Was dem ZDF-Film hingegen ein Stück weit fehlt, ist die emotionale Ansprache, die thematisch ähnliche Filme oft ausmacht. Als Zuschauer tut man sich schwer damit, emotional so richtig mitzugehen. Das liegt mitunter an der gewählten Perspektive, die Gefühle grundsätzlich wenig greifbar macht. Aber es liegt auch an der Umsetzung, die einem lange nicht das Gefühl gibt, dass hier etwas Dramatisches passiert und erst gen Ende langsam (wenn auch zu langsam) aus den Puschen kommt. Das aber macht es den Schauspielern zusätzlich sichtlich schwer, die durchaus bestehende Emotionalität der Situation auf die Bildschirme zu bringen. Man mag hier argumentieren, dass genau dieses Gefühl gewollt ist, vielleicht um den Krankheitsverlauf, der erst schleichend Einzug in das Leben eines Erkrankten erhält, widerzuspiegeln. Dennoch nimmt die Darstellung so ein Stück der Brisanz und lässt die Produktion merklich verlieren.

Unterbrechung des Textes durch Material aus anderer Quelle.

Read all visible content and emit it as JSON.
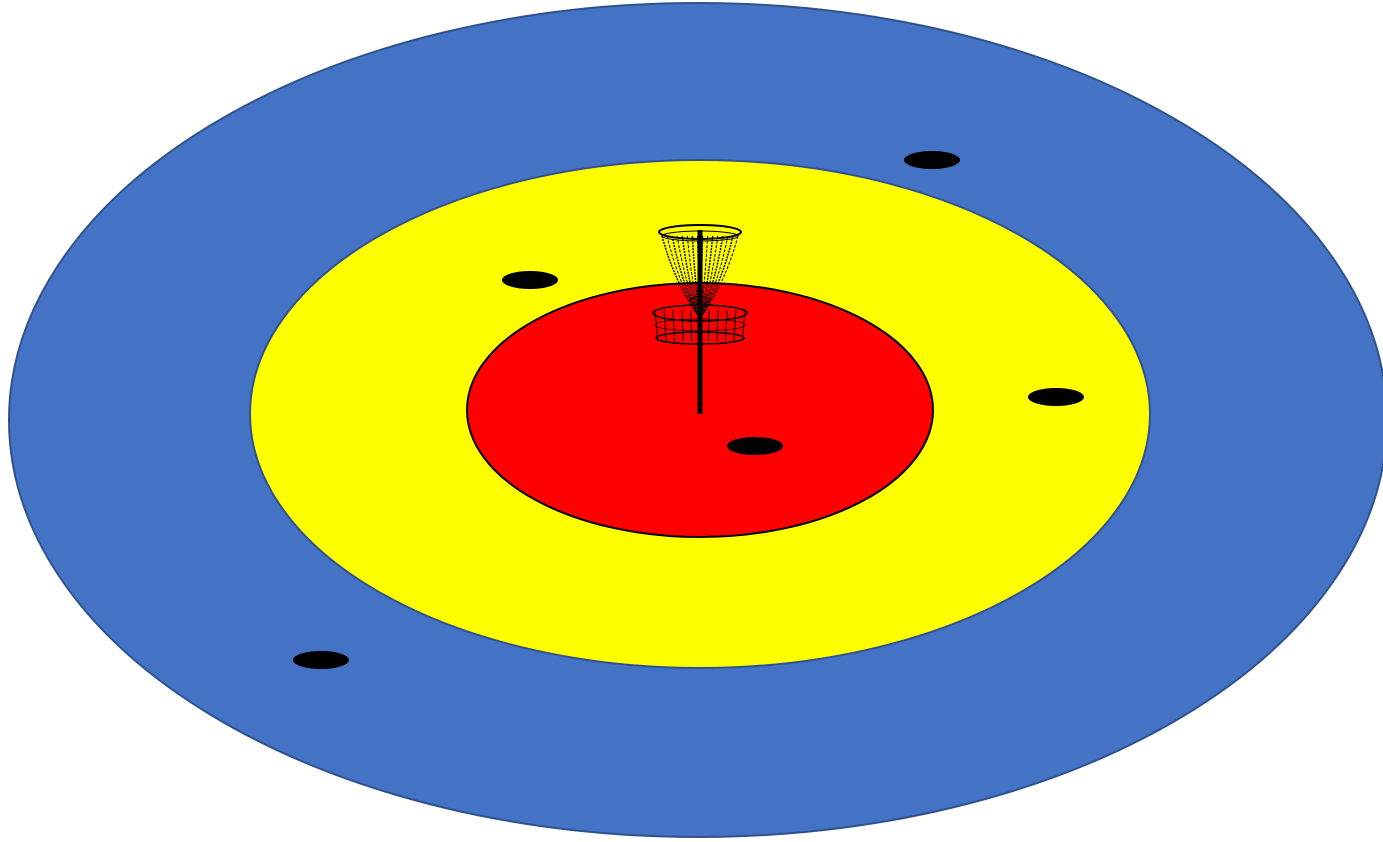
{
  "colors": {
    "background": "#ffffff",
    "outer_zone": "#4472c4",
    "outer_zone_edge": "#2f528f",
    "middle_zone": "#ffff00",
    "middle_zone_edge": "#2f528f",
    "inner_zone": "#ff0000",
    "inner_zone_edge": "#000000",
    "disc": "#000000",
    "basket": "#000000"
  },
  "zones": [
    {
      "id": "outer",
      "color_key": "outer_zone"
    },
    {
      "id": "middle",
      "color_key": "middle_zone"
    },
    {
      "id": "inner",
      "color_key": "inner_zone"
    }
  ],
  "icons": {
    "target": "disc-golf-basket-icon",
    "marker": "disc-icon"
  },
  "disc_count": 5
}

Interessant und vor allem relevant ist die gewählte Sichtweise aber zweifelsohne. Zu oft wird nicht genügend Rücksicht darauf genommen, wie sich demente Menschen fühlen und mag es auch nur an mangelnder Zeit liegen. Auch an Geduld und Verständnis mangelt es jedenfalls der Familie von Alexander. Dass er für seine Situation an vielen Stellen wenig kann lässt der Film dabei genauso wenig außen vor wie die Tatsache, dass der Protagonist an vielen Dingen in seinem Leben selbst Schuld hat – und zugleich auch vieles richtig gemacht hat. Eine emotionalere Darstellung, die den Zuschauer stärker mitgerissen hätte, wäre an dieser Stelle sicherlich ein deutlich positiver Verstärker gewesen. Leider blieb das aus. Die eigentliche Message verliert dadurch vielleicht an Nachdruck in der filmischen Darstellung, aber keinesfalls an gesellschaftlicher Bedeutung.

Das ZDF zeigt «Mein vergessenes Leben» am Montag, 31. August um 20.15 Uhr.